Votre rubrique « A la découverte de… » vous présente l’humoriste Kartsym, à l’état civil Mbaïpou Dillapao Symphor.

A 31 ans, Kartsym est la figue montante de l’humour tchadien. Il se targue d’être l’un des premiers à contribuer à la promotion et la valorisation de l’humour tchadien de manière professionnelle au niveau national et international.

Kartsym commence le théâtre à Moundou, la capitale économique du Tchad au centre culturel Mawndowé Naindouba en 2008 avec la Troupe les « Initiés » dirigée par Complice Koingar.

Il s’intéressera rapidement au style d’humour quand il obtient son baccalauréat en 2010 et met le cap sur N’Djamena pour ses études supérieures.

Mais déjà en 2009, Kartsym a enregistré sa toute première comédie audio avec Dj Casimir, comédien et rappeur à l’époque.

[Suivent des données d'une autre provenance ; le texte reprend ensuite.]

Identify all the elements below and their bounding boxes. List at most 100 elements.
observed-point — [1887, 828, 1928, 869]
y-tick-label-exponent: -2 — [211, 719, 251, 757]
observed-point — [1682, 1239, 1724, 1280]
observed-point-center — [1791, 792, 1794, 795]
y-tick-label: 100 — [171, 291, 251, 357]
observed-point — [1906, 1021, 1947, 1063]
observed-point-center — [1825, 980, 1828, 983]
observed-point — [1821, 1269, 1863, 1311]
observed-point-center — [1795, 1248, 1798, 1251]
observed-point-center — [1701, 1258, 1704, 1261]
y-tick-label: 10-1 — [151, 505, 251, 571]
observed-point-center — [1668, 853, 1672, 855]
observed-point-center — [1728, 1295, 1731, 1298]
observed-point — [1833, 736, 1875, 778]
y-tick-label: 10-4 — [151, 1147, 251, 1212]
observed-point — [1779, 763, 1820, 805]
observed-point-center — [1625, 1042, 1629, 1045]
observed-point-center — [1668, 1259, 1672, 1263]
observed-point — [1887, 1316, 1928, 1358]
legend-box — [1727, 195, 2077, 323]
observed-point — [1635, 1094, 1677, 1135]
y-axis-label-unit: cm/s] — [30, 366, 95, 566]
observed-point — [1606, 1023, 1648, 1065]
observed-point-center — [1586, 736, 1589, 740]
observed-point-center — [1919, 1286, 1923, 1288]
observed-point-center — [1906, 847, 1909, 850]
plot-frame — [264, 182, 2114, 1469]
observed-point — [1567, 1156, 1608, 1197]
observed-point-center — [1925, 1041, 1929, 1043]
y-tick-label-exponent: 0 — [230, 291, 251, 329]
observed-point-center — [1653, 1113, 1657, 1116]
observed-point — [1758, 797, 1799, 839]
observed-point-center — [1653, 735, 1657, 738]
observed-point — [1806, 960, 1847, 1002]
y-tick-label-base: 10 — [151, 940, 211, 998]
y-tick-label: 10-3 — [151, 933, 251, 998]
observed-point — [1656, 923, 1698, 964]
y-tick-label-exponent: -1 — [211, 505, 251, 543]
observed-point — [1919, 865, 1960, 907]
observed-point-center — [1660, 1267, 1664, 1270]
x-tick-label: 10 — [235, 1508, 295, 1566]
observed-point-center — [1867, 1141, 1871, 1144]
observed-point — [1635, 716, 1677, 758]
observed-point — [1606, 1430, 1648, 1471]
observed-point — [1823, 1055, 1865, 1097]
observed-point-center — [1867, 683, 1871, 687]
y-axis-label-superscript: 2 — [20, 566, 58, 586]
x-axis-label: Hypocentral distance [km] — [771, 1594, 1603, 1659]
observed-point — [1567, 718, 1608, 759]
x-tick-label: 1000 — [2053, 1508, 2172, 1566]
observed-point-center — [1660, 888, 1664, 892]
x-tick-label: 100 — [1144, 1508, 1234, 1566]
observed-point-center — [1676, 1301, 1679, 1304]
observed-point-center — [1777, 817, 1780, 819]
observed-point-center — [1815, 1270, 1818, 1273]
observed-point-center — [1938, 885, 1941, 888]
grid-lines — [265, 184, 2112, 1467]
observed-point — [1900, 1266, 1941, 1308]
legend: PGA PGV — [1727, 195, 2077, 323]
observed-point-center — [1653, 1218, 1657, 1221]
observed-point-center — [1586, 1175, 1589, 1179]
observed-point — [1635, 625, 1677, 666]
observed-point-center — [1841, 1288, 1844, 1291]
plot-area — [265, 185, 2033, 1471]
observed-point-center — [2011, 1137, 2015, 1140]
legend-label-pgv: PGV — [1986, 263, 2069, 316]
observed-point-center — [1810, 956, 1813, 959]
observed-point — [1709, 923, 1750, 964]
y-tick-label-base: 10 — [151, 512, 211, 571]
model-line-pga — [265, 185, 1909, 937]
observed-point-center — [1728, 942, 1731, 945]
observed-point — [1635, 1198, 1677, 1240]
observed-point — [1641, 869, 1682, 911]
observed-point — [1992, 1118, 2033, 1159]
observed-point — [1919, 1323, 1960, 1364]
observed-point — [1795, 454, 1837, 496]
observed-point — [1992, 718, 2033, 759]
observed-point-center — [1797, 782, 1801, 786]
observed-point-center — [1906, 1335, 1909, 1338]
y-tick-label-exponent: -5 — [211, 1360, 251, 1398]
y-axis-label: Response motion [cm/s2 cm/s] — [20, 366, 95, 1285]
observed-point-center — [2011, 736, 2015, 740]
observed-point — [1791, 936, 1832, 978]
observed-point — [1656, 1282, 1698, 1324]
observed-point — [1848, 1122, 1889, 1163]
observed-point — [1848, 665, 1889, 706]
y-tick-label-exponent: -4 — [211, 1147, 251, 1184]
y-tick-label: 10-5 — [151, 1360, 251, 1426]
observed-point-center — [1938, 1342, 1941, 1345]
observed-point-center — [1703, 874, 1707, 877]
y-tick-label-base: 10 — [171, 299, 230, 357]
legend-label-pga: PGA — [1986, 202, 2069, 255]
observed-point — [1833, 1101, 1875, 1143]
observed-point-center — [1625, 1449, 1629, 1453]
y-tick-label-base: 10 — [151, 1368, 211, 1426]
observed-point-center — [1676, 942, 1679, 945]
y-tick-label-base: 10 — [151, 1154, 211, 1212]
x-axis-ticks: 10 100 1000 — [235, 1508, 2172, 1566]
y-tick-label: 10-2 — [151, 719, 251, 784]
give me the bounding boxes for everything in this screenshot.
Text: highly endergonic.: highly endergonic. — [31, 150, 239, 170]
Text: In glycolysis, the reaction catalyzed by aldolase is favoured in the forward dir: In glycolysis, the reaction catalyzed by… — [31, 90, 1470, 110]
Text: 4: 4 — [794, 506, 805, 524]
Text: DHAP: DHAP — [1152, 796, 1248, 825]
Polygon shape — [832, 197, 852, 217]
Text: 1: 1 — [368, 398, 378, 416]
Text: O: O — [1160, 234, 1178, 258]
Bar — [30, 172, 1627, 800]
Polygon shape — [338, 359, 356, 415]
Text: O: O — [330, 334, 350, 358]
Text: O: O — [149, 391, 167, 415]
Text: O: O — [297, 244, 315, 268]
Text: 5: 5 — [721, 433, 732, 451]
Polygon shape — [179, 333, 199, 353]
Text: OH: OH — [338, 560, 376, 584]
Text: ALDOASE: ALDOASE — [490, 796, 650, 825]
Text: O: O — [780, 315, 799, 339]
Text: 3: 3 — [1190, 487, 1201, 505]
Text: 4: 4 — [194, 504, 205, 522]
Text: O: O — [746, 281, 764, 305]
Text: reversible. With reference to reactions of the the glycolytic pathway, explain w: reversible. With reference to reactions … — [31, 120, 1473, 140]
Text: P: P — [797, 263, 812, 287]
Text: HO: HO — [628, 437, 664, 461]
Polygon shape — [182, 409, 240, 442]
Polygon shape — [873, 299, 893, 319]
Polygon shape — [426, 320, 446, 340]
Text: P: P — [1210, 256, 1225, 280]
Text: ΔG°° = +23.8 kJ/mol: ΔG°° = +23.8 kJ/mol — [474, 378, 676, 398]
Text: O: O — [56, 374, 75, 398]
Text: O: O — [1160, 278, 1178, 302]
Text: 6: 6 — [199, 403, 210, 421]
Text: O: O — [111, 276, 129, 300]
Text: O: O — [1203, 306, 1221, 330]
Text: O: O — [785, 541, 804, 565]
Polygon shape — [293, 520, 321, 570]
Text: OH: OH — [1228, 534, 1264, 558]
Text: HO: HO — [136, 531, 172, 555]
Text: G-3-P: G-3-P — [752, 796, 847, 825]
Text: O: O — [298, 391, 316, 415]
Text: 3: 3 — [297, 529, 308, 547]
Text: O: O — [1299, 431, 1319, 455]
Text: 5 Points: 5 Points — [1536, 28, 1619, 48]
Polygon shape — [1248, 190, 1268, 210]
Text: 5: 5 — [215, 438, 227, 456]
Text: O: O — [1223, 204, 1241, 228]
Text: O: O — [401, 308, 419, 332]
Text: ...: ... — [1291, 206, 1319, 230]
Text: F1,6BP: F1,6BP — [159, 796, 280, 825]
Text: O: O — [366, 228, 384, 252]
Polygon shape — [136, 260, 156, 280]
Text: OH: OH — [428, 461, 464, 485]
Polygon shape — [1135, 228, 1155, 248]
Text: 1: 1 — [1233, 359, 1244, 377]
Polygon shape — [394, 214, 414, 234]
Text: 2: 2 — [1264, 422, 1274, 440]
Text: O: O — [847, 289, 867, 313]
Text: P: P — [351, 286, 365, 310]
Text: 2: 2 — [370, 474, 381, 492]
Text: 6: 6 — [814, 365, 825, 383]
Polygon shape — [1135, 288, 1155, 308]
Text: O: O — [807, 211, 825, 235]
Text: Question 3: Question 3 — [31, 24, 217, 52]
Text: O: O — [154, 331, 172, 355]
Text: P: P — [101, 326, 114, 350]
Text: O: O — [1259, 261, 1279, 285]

Mais l’enregistrement n’ira pas au-delà de la ville de Moundou.

En 2012, Mireille Kindi, une jeune dame que Kartsym a connu à Moundou le rencontre à N’Djamena et décide de le mettre en contact avec Gabin connu sous le nom de Jus D’Orange, arrangeur au studio Electron à l’époque pour le faire enregistrer 2 tracks de comédie intitulés « Multilinguisme » et « Nouvelle Constitution ».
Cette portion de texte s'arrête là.